第26話 夏期講習 友達と画塾②

予備校の授業が終わり、私は今朝知り合ったウチダ君との約束を守るため、

一階のロビーで彼を待っていた。


壁には美術館の企画展ポスターや各大学の合格者一覧、

芸大の入試要項まで所狭しと貼られている。


ぼんやり眺めていると、階段の方から軽い足音がして、

ウチダ君が息を弾ませて降りてきた。


「お待たせしました!」


「大丈夫。
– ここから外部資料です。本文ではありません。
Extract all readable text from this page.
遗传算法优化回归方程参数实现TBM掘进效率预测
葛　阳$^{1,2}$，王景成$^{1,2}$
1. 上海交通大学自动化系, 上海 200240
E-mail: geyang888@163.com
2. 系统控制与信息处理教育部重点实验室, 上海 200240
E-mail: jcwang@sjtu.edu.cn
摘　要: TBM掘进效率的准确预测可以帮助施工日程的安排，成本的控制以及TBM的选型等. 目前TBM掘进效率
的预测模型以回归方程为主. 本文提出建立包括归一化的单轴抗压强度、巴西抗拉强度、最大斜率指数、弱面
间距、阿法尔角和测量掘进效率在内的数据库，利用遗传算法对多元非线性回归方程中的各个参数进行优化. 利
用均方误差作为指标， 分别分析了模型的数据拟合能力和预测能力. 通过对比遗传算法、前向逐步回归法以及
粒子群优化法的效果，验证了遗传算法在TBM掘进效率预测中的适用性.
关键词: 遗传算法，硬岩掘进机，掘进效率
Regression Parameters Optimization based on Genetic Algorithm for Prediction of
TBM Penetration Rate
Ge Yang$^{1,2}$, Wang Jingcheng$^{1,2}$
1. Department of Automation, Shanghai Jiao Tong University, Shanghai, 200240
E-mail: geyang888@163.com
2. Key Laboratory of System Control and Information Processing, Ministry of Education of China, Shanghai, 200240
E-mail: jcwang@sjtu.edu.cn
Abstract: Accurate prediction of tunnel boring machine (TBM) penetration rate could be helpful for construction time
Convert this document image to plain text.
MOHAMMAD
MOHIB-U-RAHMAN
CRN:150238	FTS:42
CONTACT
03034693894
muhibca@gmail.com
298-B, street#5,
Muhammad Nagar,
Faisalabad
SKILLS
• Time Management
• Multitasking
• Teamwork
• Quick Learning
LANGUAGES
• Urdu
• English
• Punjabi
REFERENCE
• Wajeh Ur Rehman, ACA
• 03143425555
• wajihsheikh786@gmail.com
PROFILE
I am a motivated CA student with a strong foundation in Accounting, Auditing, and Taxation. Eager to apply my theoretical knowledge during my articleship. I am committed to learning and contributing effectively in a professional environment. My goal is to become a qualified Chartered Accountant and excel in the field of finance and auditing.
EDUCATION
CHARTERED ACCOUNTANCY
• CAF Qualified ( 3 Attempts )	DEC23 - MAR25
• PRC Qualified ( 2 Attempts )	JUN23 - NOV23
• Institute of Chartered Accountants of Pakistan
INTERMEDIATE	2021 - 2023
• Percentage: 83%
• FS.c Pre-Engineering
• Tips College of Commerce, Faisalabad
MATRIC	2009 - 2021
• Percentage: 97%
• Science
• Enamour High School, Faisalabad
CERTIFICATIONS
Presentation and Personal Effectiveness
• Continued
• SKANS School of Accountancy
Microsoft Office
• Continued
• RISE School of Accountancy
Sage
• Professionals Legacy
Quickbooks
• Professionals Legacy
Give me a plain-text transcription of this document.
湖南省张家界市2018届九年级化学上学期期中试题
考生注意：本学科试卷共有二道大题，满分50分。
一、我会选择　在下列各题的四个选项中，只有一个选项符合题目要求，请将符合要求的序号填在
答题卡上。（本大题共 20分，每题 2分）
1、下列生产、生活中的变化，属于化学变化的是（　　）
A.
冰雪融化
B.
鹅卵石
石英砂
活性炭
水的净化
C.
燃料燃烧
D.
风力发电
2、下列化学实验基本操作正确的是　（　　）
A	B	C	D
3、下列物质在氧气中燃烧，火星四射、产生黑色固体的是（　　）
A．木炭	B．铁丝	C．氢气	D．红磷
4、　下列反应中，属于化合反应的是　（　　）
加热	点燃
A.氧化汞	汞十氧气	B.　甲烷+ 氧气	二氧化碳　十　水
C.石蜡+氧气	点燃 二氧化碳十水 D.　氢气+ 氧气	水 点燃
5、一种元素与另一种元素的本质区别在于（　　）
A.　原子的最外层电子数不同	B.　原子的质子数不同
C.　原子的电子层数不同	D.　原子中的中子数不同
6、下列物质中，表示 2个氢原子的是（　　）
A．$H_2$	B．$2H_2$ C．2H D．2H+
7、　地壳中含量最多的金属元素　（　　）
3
私も今来たところだよ」


そう返すと、彼は今日の映像科の授業を楽しそうに話してくれた。

映画分析、小論文、ストーリーボード……

私の知らない単語が、次々と飛び出してくる。


しばらくして、少し迷ったように続けた。


「これから、画塾にも顔を出そうと思ってて……

 良かったら、一緒に行きませんか?」


画塾。

予備校とは別の、“絵を学ぶ場所”。


聞いたばかりの言葉なのに、妙に胸がざわついた。


「うん、行ってみたい」


気づけば自然にそう答えていた。


――――


予備校から歩いて10分ほどの雑居ビル。

三階へ向かうエレベーターの中で、私は少しだけ緊張していた。


(こんなところに、絵を描く場所なんてあったんだ)


エレベーターが開くと、古びたイーゼルに掛けられた看板が目に入った。


〇〇○美術研究所


手書きの文字と貼られた習作――

予備校とは違う“生活の匂い”が漂っている。


ウチダ君が引き戸を開け、明るく声を放った。


「お疲れさまでーす! 今日、友達連れてきましたー!」


続いて中へ入った瞬間、私は思わず息をのんだ。


だだっ広いワンルームのフロア。

壁際にはモチーフや石膏像、参考書類がぎゅうぎゅうに積まれ、

紙と絵の具の匂いが混ざり合った濃い空気が立ちこめている。


真ん中の長テーブルでは社会人らしき男女が静物を黙々と描き、

部屋の隅では中学生くらいの女の子がデッサンをしており、

白髪の老人が優しく指導していた。


(……こんな世界があったんだ)


その光景だけで、胸がふっと温かくなった。


――――


「おぉ、ウッチーお疲れ〜!」


真っ先に声を上げたのは、髪をひとつに結んだ女の子だった。

中学生っぽいのに、妙に大人びたトーンだ。


「予備校の友達できたんだ?

 “話できる人いない〜”って、この前まで言ってたくせに〜」


「ち、違うって! そういう意味じゃ……!」


耳まで真っ赤になって否定するウチダ君。


すると、メガネをかけた小太りの男性が興味津々で割って入ってくる。


「へぇ〜予備校の方ってことは学生さん?

 浪人生? おいくつです?」


食い気味の勢いに思わず固まりかけたその時、

すぐ後ろから低い声が飛んだ。


「クマダさん、また悪い癖出てる。

 初対面の子に年齢聞かないの!」


短髪で、男勝りな雰囲気の女性が腕を組んで仁王立ちしている。


「い、いや、別に深い意味は……」


「はいはい、弁解はあと。

 驚かせてどうすんのよ」


そんな軽いやり取りに、ウチダ君は頭を抱え、

私は思わず笑みをこぼしてしまった。


(なんだろう……このアットホーム感)


――――


そのとき、部屋の奥から白髪の老人がゆっくりと歩いてきた。


「おぉ、いらっしゃい。

 手狭で申し訳ないが……まぁ、ゆっくりしていきなさい」


柔らかな声なのに、どこか空気を整えるような存在感がある。


ウチダ君が紹介する。


「この人が、ここの先生……ウシジマ先生です」


ウシジマ先生は私を静かに見つめ、ふんわりと笑った。


「今日はウッチーの友達か。

 よく来たねぇ。絵を描く場所はね、いくらあってもいいんだよ」


その一言が、まるで胸の中心にそっと置かれるように響いた。


予備校とも、美大とも違う、

もっと生活に近い“絵を描く場所”。


知らなかった世界がまたひとつ増えた――

そんな感覚がじんわりと広がっていった。